Respondents felt that auditors have become lazier and are pushing clients to deliver more information and format it for them to push through an algorithm. This “laziness” may partly be due to the fact that Big Four firms consider external audit as a loss leader to access better paying non-audit work. Several company secretaries said that auditors need to raise their standards.

But company management has also come in for criticism. Respondents said that management’s drive to push for lower audit fees has simply resulted in audit firms cutting back on the work they will do, thereby affecting audit quality. Another issue is that management and auditors still have too friendly a relationship. Respondents believe that greater independence is needed so that audit can do its work properly and provide appropriate challenge, with some arguing that there is a conflicting interest in providing the audit opinion and seeking reappointment as the auditor.

Lastly, respondents said that the “large” expectation gap between what auditors are required to do and what the public think they do needs to be addressed.

The U.K.’s audit market has come under renewed scrutiny following the collapse of the country’s biggest infrastructure firm, Carillion, which went into liquidation in January 2018 with liabilities of nearly £7 billion and just £29 million in cash. Investors had dumped company shares in droves in the run-up to the collapse—indicating that the market knew more about the true state of the company’s finances than those charged with a legal duty to do so.

A scathing Parliamentary report released last May found that KPMG audited Carillion for 19 years, but not once during that time did the audit firm qualify its audit opinion or exercise professional scepticism with regard to the financial statements. It also found that Deloitte had acted as internal auditor, while EY gave advice on risk management; MPs slammed them—as well as a host of other professional advisory firms—for simply taking management’s money rather than solving the problems.

When questioned about the best way for the audit market to be reformed, 45 percent called for audit and advisory businesses to be split within the Big Four. Many respondents said increased regulation and monitoring were necessary for reform and that the Financial Reporting Council (FRC), the U.K.’s corporate governance watchdog, needs to monitor performance better and intervene earlier.

“Generally, companies feel that it is too early to tell if things have improved to any great extent,” says Peter Swabey, the ICSA’s policy and research director.

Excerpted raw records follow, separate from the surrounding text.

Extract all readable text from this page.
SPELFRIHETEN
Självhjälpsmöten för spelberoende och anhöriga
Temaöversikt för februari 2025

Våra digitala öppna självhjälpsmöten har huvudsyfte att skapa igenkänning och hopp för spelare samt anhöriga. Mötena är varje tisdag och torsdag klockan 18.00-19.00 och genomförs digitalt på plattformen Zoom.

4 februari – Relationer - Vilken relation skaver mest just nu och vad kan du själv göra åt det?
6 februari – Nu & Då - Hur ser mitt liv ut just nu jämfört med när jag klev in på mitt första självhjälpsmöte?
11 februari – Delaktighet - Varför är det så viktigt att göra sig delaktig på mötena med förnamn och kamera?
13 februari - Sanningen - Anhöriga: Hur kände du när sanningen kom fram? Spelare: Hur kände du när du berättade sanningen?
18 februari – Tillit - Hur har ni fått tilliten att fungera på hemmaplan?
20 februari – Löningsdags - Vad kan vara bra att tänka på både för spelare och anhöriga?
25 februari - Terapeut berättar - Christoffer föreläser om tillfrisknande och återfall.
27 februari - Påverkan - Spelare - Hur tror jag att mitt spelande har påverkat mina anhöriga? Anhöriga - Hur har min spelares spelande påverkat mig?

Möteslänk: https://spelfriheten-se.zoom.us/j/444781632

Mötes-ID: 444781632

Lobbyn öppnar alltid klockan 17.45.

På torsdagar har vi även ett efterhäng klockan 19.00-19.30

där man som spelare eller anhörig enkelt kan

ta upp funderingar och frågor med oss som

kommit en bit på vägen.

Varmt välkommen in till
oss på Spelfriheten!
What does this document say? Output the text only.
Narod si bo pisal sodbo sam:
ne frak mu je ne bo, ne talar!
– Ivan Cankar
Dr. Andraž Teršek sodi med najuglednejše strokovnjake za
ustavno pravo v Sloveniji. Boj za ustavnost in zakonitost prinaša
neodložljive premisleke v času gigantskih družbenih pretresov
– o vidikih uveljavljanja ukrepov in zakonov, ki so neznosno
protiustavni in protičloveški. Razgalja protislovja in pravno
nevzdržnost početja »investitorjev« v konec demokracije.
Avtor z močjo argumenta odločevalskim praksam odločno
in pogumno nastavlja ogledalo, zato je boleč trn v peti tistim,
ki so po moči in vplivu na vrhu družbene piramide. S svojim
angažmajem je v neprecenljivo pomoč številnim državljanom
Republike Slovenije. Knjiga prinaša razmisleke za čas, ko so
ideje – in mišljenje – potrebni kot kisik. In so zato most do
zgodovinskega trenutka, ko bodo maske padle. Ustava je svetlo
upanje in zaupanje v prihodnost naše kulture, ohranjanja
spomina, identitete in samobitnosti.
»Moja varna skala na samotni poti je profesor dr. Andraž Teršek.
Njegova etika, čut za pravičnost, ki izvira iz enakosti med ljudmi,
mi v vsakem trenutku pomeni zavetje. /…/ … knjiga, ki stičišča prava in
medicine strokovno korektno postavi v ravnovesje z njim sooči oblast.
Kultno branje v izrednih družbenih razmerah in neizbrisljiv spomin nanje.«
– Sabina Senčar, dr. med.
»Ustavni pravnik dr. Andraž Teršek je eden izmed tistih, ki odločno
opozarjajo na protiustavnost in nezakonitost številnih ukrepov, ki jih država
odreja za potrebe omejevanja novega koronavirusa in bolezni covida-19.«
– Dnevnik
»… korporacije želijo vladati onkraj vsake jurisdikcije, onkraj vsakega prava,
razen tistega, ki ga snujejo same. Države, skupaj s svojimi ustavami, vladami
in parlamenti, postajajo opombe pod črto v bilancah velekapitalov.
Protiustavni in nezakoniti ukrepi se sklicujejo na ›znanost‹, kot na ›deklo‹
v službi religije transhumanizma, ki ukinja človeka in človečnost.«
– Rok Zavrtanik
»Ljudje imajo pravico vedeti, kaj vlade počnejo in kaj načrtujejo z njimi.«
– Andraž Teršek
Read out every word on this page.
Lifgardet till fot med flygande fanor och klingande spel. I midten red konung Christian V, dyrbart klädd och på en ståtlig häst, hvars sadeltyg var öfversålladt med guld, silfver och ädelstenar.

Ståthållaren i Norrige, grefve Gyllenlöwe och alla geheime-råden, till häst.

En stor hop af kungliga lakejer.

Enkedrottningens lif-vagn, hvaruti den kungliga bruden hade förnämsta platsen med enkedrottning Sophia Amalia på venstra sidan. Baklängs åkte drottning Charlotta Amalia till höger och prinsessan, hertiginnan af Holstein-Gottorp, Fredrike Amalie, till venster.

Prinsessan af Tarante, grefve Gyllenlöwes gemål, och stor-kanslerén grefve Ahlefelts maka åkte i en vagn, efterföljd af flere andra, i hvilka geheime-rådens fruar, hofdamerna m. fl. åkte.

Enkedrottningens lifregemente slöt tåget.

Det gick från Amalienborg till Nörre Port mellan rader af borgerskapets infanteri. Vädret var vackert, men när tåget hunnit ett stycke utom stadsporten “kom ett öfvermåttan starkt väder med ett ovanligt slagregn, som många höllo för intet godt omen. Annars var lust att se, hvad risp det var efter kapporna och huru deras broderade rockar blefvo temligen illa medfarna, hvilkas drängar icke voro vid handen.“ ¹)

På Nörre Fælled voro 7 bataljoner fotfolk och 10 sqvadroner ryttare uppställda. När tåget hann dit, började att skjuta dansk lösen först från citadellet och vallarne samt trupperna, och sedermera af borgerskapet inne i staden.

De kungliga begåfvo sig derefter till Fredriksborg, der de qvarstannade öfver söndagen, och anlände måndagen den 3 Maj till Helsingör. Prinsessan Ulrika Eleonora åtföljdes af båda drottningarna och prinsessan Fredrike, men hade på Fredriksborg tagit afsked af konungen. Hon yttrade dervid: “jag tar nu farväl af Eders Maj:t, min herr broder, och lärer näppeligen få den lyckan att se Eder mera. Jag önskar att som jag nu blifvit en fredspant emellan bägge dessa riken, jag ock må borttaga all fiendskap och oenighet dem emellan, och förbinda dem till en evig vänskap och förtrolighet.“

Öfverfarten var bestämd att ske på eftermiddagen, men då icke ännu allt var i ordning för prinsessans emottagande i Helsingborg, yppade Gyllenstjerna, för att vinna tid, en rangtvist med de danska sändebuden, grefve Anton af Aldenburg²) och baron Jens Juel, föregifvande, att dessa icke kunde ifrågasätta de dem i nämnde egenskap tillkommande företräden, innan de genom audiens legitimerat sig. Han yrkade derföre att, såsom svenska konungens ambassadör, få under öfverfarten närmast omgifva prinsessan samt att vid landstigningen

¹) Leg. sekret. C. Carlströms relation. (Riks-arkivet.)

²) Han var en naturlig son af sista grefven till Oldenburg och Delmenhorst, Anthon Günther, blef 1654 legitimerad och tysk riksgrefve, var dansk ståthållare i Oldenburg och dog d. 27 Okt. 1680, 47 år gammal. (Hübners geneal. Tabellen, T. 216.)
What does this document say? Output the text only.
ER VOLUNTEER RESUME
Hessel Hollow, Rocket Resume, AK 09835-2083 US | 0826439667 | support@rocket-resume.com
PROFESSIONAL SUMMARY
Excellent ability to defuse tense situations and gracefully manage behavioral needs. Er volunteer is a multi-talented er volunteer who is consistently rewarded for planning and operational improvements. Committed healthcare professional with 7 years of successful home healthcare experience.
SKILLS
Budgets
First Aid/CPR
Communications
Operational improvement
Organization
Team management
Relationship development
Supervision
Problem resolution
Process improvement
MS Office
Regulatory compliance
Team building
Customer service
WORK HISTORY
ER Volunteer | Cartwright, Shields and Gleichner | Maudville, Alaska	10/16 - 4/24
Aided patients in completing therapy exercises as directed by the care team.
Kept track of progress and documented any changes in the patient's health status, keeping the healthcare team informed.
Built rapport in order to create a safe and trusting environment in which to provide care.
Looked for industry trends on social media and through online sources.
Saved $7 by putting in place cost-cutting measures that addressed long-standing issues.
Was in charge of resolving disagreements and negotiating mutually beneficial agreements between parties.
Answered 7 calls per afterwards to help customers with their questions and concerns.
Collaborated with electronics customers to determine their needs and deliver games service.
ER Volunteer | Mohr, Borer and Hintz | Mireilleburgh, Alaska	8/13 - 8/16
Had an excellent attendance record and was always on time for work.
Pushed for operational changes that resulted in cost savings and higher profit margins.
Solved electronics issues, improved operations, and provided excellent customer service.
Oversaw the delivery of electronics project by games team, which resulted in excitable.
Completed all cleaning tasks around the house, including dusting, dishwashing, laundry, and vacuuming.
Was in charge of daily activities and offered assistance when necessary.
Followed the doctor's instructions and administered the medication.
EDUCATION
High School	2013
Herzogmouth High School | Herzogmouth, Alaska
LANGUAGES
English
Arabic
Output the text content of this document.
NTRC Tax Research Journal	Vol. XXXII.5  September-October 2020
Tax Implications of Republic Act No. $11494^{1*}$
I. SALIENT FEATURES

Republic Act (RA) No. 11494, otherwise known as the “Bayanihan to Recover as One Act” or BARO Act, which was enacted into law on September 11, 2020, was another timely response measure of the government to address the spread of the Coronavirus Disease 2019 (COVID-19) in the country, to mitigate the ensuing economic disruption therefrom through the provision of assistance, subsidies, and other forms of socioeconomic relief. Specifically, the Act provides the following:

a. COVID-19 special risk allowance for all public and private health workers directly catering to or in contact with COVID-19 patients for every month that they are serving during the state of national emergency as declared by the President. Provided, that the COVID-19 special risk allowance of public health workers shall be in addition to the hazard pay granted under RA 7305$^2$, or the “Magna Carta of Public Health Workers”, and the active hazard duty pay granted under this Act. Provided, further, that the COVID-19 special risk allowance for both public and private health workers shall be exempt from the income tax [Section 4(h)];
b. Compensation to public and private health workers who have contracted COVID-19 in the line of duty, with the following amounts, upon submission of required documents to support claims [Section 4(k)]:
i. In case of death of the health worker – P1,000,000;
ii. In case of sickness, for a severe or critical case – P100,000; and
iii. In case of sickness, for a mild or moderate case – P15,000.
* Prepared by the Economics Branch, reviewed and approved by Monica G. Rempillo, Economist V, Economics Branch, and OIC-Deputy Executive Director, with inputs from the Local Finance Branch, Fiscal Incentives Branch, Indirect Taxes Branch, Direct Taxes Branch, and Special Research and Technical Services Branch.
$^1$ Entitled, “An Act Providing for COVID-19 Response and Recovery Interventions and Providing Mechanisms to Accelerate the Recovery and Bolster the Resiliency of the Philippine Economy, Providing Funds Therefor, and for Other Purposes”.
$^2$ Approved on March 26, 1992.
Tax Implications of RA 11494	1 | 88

“What is clear from the results of our poll is that there is very little confidence that proposed changes to the audit regime will lead to improvements in the audit process. On a scale of one to ten, with ten being very confident and one not at all, the average response was a lowly four,” he adds.

In December, the U.K.’s competition regulator, the Competition and Markets Authority (CMA), proposed splitting audit firms so that they could no longer cross-sell consultancy services to clients, as well as beefing up regulatory oversight of auditors and opening up the market to smaller players. A consultation process is ongoing.